If you’re following Jesus, then you should expect to move forward (that’s sort of implied by the word ‘following’). I don’t think Jesus is saying ‘If you go back and say goodbye to your family you can’t be in my gang!’, rather he’s saying that if you follow me, expect to move forwards. Actually, I think he’s saying that’s what I expect of you. And if you want to move forwards most effectively, fix your eyes on the goal and keep moving towards it. Don’t allow your gaze to be drawn back to your former life, or any other alternative attractions which might present themselves to you, because if you take your eyes off the prize, you will lose direction. You will go astray.  Don’t be deflected by the attractions of the world, which can sometimes, in the earthly moment, seem more attractive that the goal of our eternal life with Jesus.

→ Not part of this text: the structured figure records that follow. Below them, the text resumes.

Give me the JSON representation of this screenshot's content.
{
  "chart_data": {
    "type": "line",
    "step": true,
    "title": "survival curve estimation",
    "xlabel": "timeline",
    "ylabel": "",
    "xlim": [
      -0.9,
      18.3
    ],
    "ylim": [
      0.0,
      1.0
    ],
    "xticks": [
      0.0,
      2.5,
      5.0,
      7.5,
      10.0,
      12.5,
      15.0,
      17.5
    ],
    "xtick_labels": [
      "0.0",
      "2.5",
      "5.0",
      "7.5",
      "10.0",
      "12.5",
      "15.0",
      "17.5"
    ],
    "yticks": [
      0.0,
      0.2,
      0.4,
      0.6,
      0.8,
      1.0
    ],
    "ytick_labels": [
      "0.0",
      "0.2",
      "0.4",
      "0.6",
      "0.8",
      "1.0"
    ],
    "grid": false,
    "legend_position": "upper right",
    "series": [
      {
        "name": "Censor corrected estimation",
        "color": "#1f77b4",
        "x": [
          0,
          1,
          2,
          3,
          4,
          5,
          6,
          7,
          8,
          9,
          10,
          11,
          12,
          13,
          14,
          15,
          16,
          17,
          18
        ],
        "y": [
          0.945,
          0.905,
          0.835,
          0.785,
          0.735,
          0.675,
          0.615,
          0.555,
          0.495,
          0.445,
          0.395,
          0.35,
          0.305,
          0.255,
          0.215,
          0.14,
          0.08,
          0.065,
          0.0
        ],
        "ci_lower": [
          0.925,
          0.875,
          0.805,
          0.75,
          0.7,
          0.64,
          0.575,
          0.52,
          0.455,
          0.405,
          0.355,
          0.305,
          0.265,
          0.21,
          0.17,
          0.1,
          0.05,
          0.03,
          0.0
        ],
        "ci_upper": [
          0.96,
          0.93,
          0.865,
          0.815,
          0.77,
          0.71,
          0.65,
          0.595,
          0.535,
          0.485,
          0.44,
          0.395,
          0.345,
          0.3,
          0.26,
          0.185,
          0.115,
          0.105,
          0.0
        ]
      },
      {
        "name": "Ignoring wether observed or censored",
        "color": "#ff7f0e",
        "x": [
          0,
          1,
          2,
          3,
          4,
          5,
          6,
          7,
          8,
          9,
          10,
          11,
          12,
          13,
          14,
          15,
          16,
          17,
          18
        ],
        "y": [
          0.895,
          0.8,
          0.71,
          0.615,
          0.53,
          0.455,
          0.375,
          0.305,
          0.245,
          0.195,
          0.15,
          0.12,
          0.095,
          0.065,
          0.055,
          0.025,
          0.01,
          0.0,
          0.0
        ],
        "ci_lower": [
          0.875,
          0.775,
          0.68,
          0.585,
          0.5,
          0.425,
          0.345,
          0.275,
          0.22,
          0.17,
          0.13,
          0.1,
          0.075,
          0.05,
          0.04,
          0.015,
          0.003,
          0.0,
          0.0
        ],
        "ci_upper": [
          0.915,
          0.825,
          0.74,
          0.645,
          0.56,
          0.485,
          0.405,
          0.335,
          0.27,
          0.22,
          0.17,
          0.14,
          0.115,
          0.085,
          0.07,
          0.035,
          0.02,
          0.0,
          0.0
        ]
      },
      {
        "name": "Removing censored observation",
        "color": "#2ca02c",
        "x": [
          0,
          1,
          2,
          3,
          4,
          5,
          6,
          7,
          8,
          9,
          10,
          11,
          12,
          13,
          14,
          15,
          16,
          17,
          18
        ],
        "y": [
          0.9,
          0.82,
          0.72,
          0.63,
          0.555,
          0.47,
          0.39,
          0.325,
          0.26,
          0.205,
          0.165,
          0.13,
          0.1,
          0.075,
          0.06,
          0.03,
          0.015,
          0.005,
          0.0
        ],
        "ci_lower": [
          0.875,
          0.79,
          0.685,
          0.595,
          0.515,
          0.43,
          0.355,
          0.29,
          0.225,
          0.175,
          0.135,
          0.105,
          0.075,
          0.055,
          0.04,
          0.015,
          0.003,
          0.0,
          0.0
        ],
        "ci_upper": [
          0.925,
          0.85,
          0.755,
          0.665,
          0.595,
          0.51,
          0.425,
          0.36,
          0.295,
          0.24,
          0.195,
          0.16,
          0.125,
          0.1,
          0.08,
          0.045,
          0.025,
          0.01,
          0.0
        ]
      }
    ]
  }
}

The Apostle Paul, who lived around the same time as Jesus, talks about living our lives as if we are in a race. He tells us that to run the race most effectively, to fix our eyes on the prize.

Again and again, Scripture emphasises the importance of our relationship with Jesus.

Set your hand to the plough. Face forward. Fix your eyes one where you are going with Jesus. Owning the best phone or tablet, the best shoes, the best car. Being with the most attractive girl or boy, living in the best apartment, taking the greatest risks with alcohol or drugs. These things can seem attractive, and can sometimes seem more attractive than following Jesus.

If you are doing it right, following Jesus is incredible. It can be exciting. It can be fun. It can be a white knuckle roller coaster ride. That’s if you’re being really committed, and doing all that you can to really follow Jesus in every corner of your life. Jesus says, don’t be deflected from your purpose. Don’t turn aside. Don’t look back. Because that is how to be effective in the Kingdom of God.

I don’t think for one moment that Jesus was refusing to let the man follow him, and I don’t think he would want the man to lose touch with his family. I think this is about saying to him, and to me, and to you – ‘If you’re following me, do it whole heartedly. Fix your eyes on me, and don’t let the short term joys and thrills of the world draw you away and spoil your relationship with me.’

Never forget that the real joy in life, is not in the things of this world. It is in Jesus.